Helen died on June 1st 1968, in a year of tremendous political agitation: the beginning of the end of the Vietnam War with the North Korean’s launch of the Tet Offensive, Paris’ May ’68 riots, and the assassinations of Dr. Martin Luther King and Robert Kennedy, to name but a few of the events of that year. We could easily look back on those days as anything but apathetic.


I’m not given to being political, but these days political life is hard to ignore. I’m under-qualified to comment, however I’ve got Helen Keller’s words ringing in my ears. “I don’t know enough to speak up” is apathy masquerading as reason. The idiocy of Donald Trump’s behaviour on line and off would be funny if it weren’t so tragic, and the disintegration of South Africa’s once fierce and proud liberation party, in its gut-wrenching inability to stand up to the rotten-to-the-core behaviour of its leader, makes me rage-full and grief-stricken in equal measure.


Denial is a well-worn defence against the anxiety provoked by these and the long list of other issues we face in our times. I reckon denial is apathy’s favourite bed-fellow. I’m speaking to myself here, as much as to anyone reading this. It’s time to channel the Treeshaker/Troublemaker (see for reference the meaning of his given name: Rolihlahla) that was South Africa’s first democratically elected leader. It’s time to recall the length of the lines of people who queued all day on 27th April 1994 and voted to break the grip of one of modern history’s most evil periods of man’s inhumanity to man.


For added inspiration I thoroughly recommend the documentary Joshua: Teenager vs. Superpower about Joshua Wong, who at 14 years of age began his stand against the tyranny of China in Hong Kong, a fight to which he is still dedicated with every cell of his being. Joshua turns 21 this year and has already accomplished more of a disturbance against oppression in his life-time than many of us will do in three or four times that number of years.

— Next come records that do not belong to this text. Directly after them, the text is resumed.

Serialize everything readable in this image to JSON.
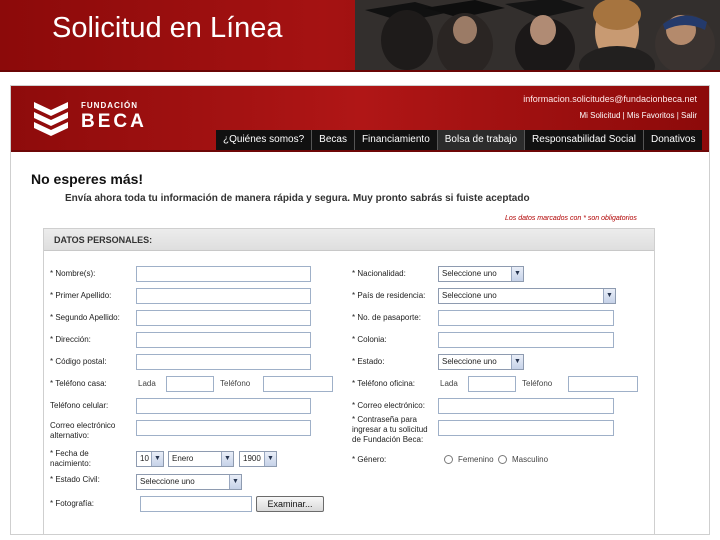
{
  "slide": {
    "title": "Solicitud en Línea"
  },
  "site": {
    "logo": {
      "small": "FUNDACIÓN",
      "big": "BECA"
    },
    "contact_email": "informacion.solicitudes@fundacionbeca.net",
    "utility_links": "Mi Solicitud | Mis Favoritos | Salir",
    "nav": [
      "¿Quiénes somos?",
      "Becas",
      "Financiamiento",
      "Bolsa de trabajo",
      "Responsabilidad Social",
      "Donativos"
    ],
    "headline": "No esperes más!",
    "subline": "Envía ahora toda tu información de manera rápida y segura. Muy pronto sabrás si fuiste aceptado",
    "required_note": "Los datos marcados con * son obligatorios"
  },
  "form": {
    "section_title": "DATOS PERSONALES:",
    "left": {
      "nombre": "* Nombre(s):",
      "primer_apellido": "* Primer Apellido:",
      "segundo_apellido": "* Segundo Apellido:",
      "direccion": "* Dirección:",
      "codigo_postal": "* Código postal:",
      "telefono_casa": "* Teléfono casa:",
      "lada": "Lada",
      "telefono": "Teléfono",
      "telefono_celular": "Teléfono celular:",
      "correo_alternativo": "Correo electrónico alternativo:",
      "fecha_nacimiento": "* Fecha de nacimiento:",
      "dia_value": "10",
      "mes_value": "Enero",
      "anio_value": "1900",
      "estado_civil": "* Estado Civil:",
      "estado_civil_value": "Seleccione uno",
      "fotografia": "* Fotografía:",
      "examinar": "Examinar..."
    },
    "right": {
      "nacionalidad": "* Nacionalidad:",
      "nacionalidad_value": "Seleccione uno",
      "pais_residencia": "* País de residencia:",
      "pais_residencia_value": "Seleccione uno",
      "pasaporte": "* No. de pasaporte:",
      "colonia": "* Colonia:",
      "estado": "* Estado:",
      "estado_value": "Seleccione uno",
      "telefono_oficina": "* Teléfono oficina:",
      "lada": "Lada",
      "telefono": "Teléfono",
      "correo": "* Correo electrónico:",
      "contrasena": "* Contraseña para ingresar a tu solicitud de Fundación Beca:",
      "genero": "* Género:",
      "femenino": "Femenino",
      "masculino": "Masculino"
    }
  }
}
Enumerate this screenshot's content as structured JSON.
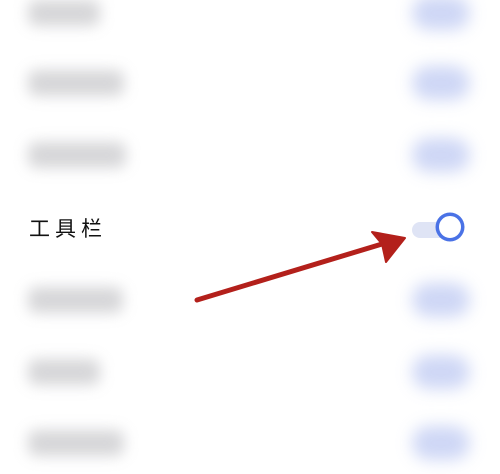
{
  "settings": {
    "highlighted_item": {
      "label": "工具栏",
      "toggle_on": true
    }
  },
  "colors": {
    "accent": "#4a72e6",
    "track": "#dfe4f5",
    "annotation_arrow": "#b3201b",
    "text": "#111111"
  },
  "icons": {
    "annotation": "arrow-icon"
  }
}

It’s not a competition either: it’s not about whether a documentary gets made about our efforts. It’s that we make the effort at all. It can be measured as much by an internal journey that no-one but ourselves knows about, as by accolades and recognition in the outside world. I guess I want to encourage us all, in these interesting times in which we live, to cultivate courage where we need it the most. In honour of Helen Keller, no stranger to courage-cultivation, I’m inviting us to face what we already know needs our attention, and to allow ourselves to be called into action in our lives. In the documentary, Joshua says that the most important thing in life is independent thinking. I would agree with him on that. As Nancy Kline’s mother said: there is no greater loss than the waste of a single human mind. Wouldn’t you agree?